60歳からの眼差し

人生の最終章へ、見る物聞くもの、今何を感じるのか綴って見ようと思う。

60歳

2008年11月25日 09時18分19秒 | Weblog
久しぶりに昔の同僚に逢った。
彼は再来年の1月で60歳になるという。定年まであと1年2ヶ月の秒読みに入った。
その後どうするか?それが今の彼の最大のテーマである。
定年後ははよほどのことがない限り、嘱託として今の職場に留まることはできるそうだ。
しかし年収は大幅ダウン、役職もなくなり、一介の嘱託社員として同じ事務所で働かざるを得ない。
今までの部下とは立場が逆転して使われる身になる。
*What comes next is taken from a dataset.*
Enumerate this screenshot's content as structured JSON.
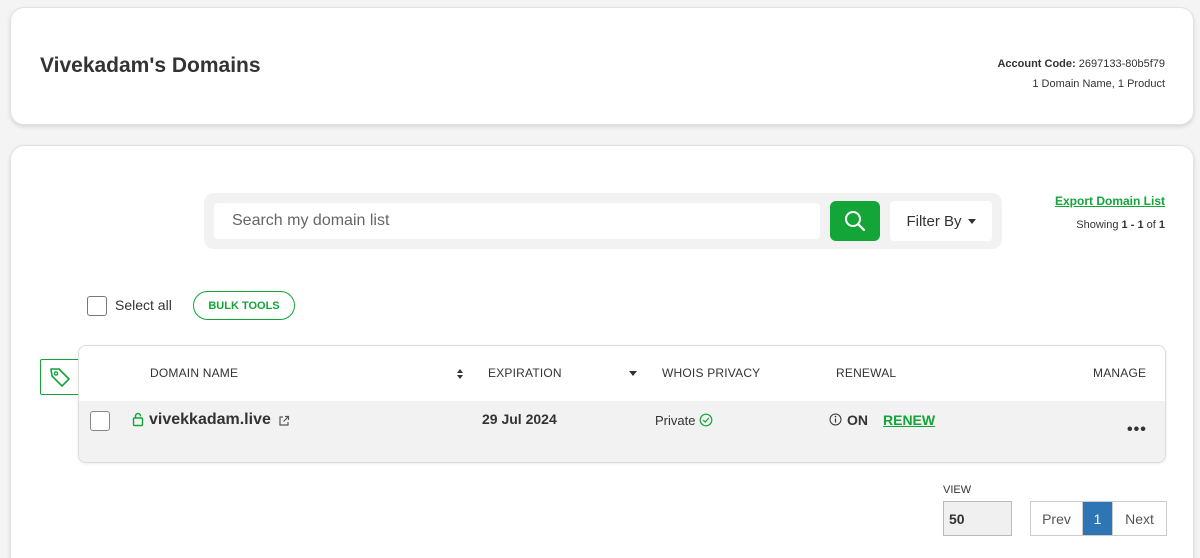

上意下達のサラリーマン社会では
その環境の中で働くことでのストレスは容易なことではないようである。
今まで嘱託で務めた定年退職者の大半は2年も持たず、1年程度で辞めているという。
定年したと同時にラインから外れ、誰からも相手にされず邪魔な存在になり下がる。
歳を取っただけ実務力は衰え、何もできないまま事務所の片隅で不遇をかこつことになる。
そんな境遇に耐えられるか?まずそれが第一の関門である。

第二の関門は嘱託を2年間勤めたとして、その後完全に職を失ってからどうするかである。
年金生活では使えるお金も少なくなる。掃いても掃いても道路から剥がれない濡れ落ち葉のように、
何もやることがなく、家にしがみついているのは夫婦ともども悲劇である。
第三の人生、興味がもてる何らかの仕事、趣味、社会参加など見つけられるかどうかが課題になる。
今、彼はそんなことを意識して、生田緑地の日本民家園で月2回のボランティアをしているようだ。
20棟近くある古民家の維持管理や説明員というボランティアである。
同じボランティア同士で話せる仲間もでき、結構楽しく働けるようだ。これは一つの核になる。
しかしこの民家園でのボランティアも狭き門で、競争も激しく月2回しか参加できないようである。
稼ぎは二の次にして、何か継続していける仕事や活動を見つけたい。それが第二の関門である。

今は嘱託に転じた時に「いじめ」に合わないように、「良い上司」「親しみの持てる上司」を演じている。
退職後のネットワークの維持のために、同窓会など積極的に参加し、人にも極力逢うようにしている。
万歩計を身に着けてメタボな体型から脱出するため1日2万歩を目標に歩くように心がけている。
すこしでも趣味を広げるために、家の前の土手に草木を植えて毎日観察しながら楽しんでいる。
しだいに殺伐としてくる家族とのコミュニケーションの慰めにと、子猫をもらってきて飼い始めた。
家のローンが気に掛かり、家に引きこもる娘の事が気に掛かり、残された田舎のお墓が気にかかる。
今まで進学から就職、結婚、子育て、仕事と、ただただ無我夢中で突き進んできた日々。
60歳という一つの区切りに差し掛かってくると、全てのことを意識しなければならなくなってくる。
一つ一つの課題に期限がついて立ちはだかってくる。そんな感じがするものである。

彼が言う。
休みに一人散歩している時、思わず「わーっ!」とか「やーっ!」とか奇声を発する自分がいるという。
人前では自嘲するが、どうしても抑えられない衝動で、これがストレスのバロメーターになっている。
どうしても晴れない鬱屈した気持ちが自分を捕えて離さない。60歳とはこんなこんな時期なのだろう。